Start by disabling lock screen alerts and banners (so you don’t get a popup while you’re doing something else), and consider removing them from the Notification Center as well.
Disable sounds, but maybe leave them on Badges. That way you won’t be disturbed when an app has something to tell you, but you’ll see the little red circle with a number in the corner of the app icon.
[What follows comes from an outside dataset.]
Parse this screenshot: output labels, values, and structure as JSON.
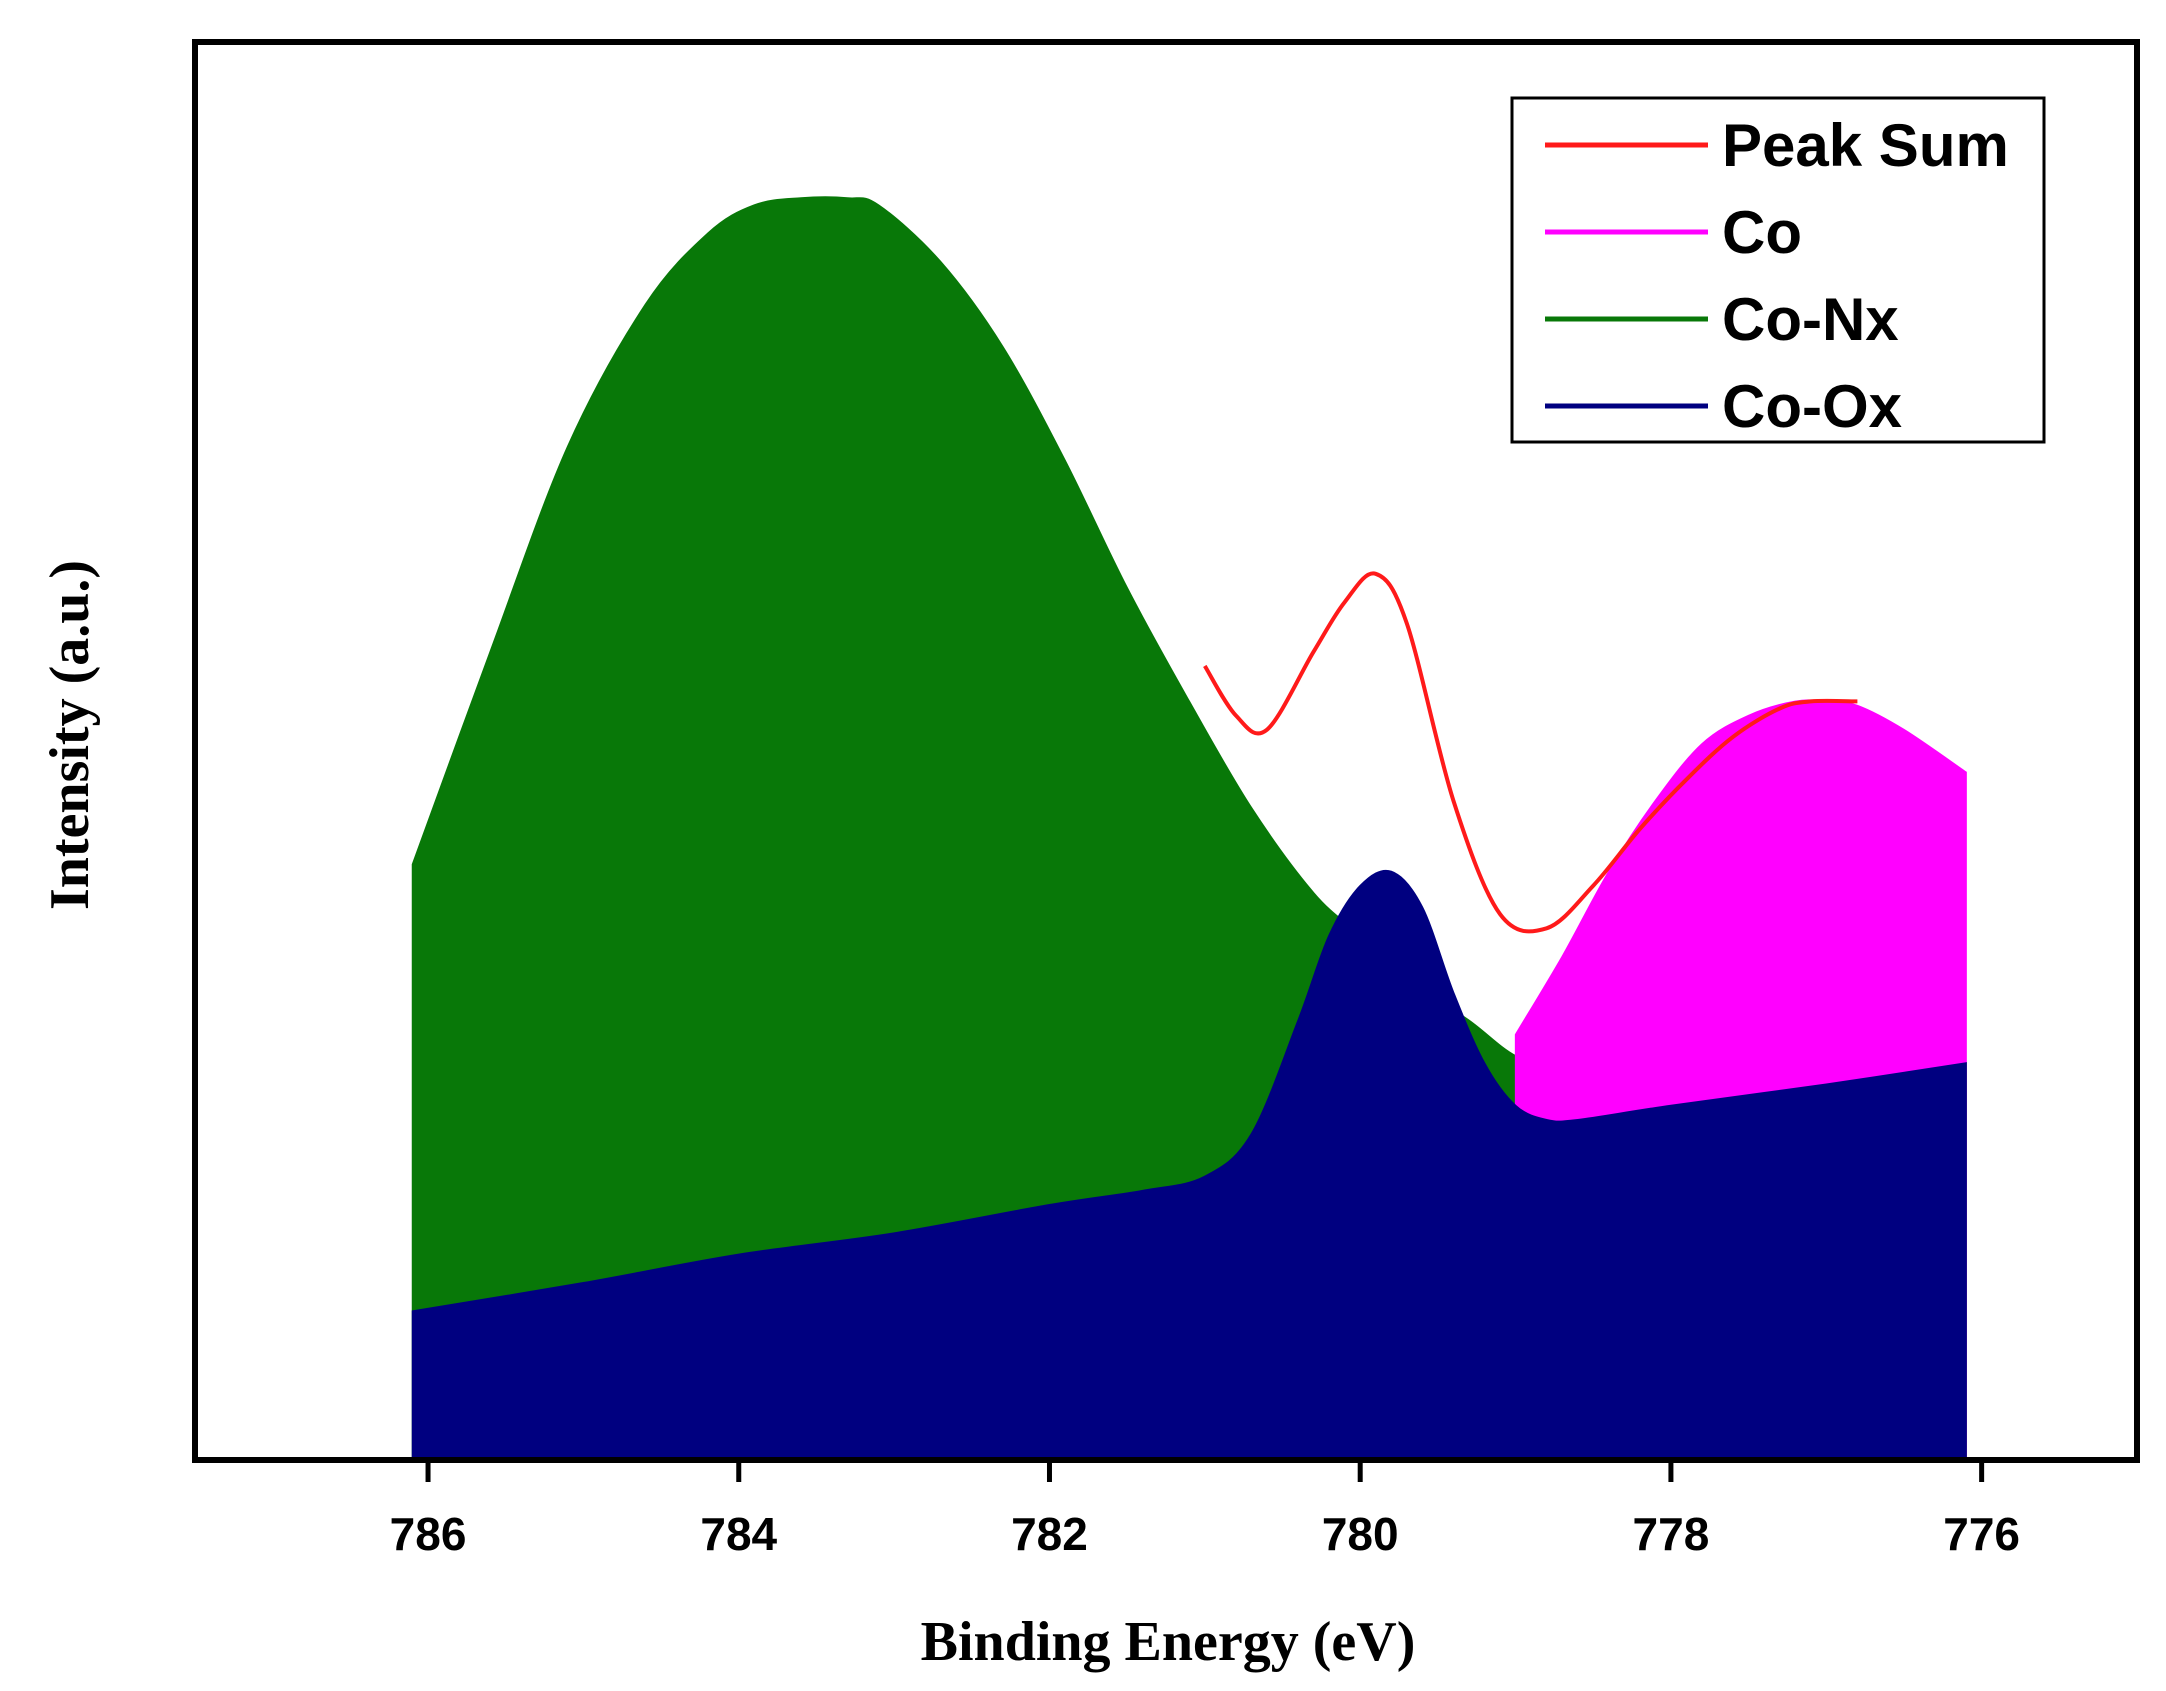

With these changes, you’ll probably find your phone interrupting you a fraction of the time. That is good! Notifications are turned on by default with every new app from unless it’s something that provides critical time-sensitive information that you need to act on right away. Remember these two golden rules:
- Apps should only notify you if it’s for you must act immediately. Everything else you can just see if you open the app on your own terms, of course.
- If you want a reminder for another app that it has a notification for you, turn off all banners and sounds and rely on badges as a visual reminder to visit the app.
Those who really want to get fancy with managing notifications might want to dive into the focus modes. You can set custom modes that come on automatically or at specific times, at a location, or when you open a specific app, and change which notifications are allowed or not. It is a more flexible system, but also more complex.
The bottom line is that iOS is advanced enough that you don’t have to suffer through an endless stream of notifications that you don’t care about. With a little work, your phone can be slimmer, your lock screen cleaner, and your life a lot quieter.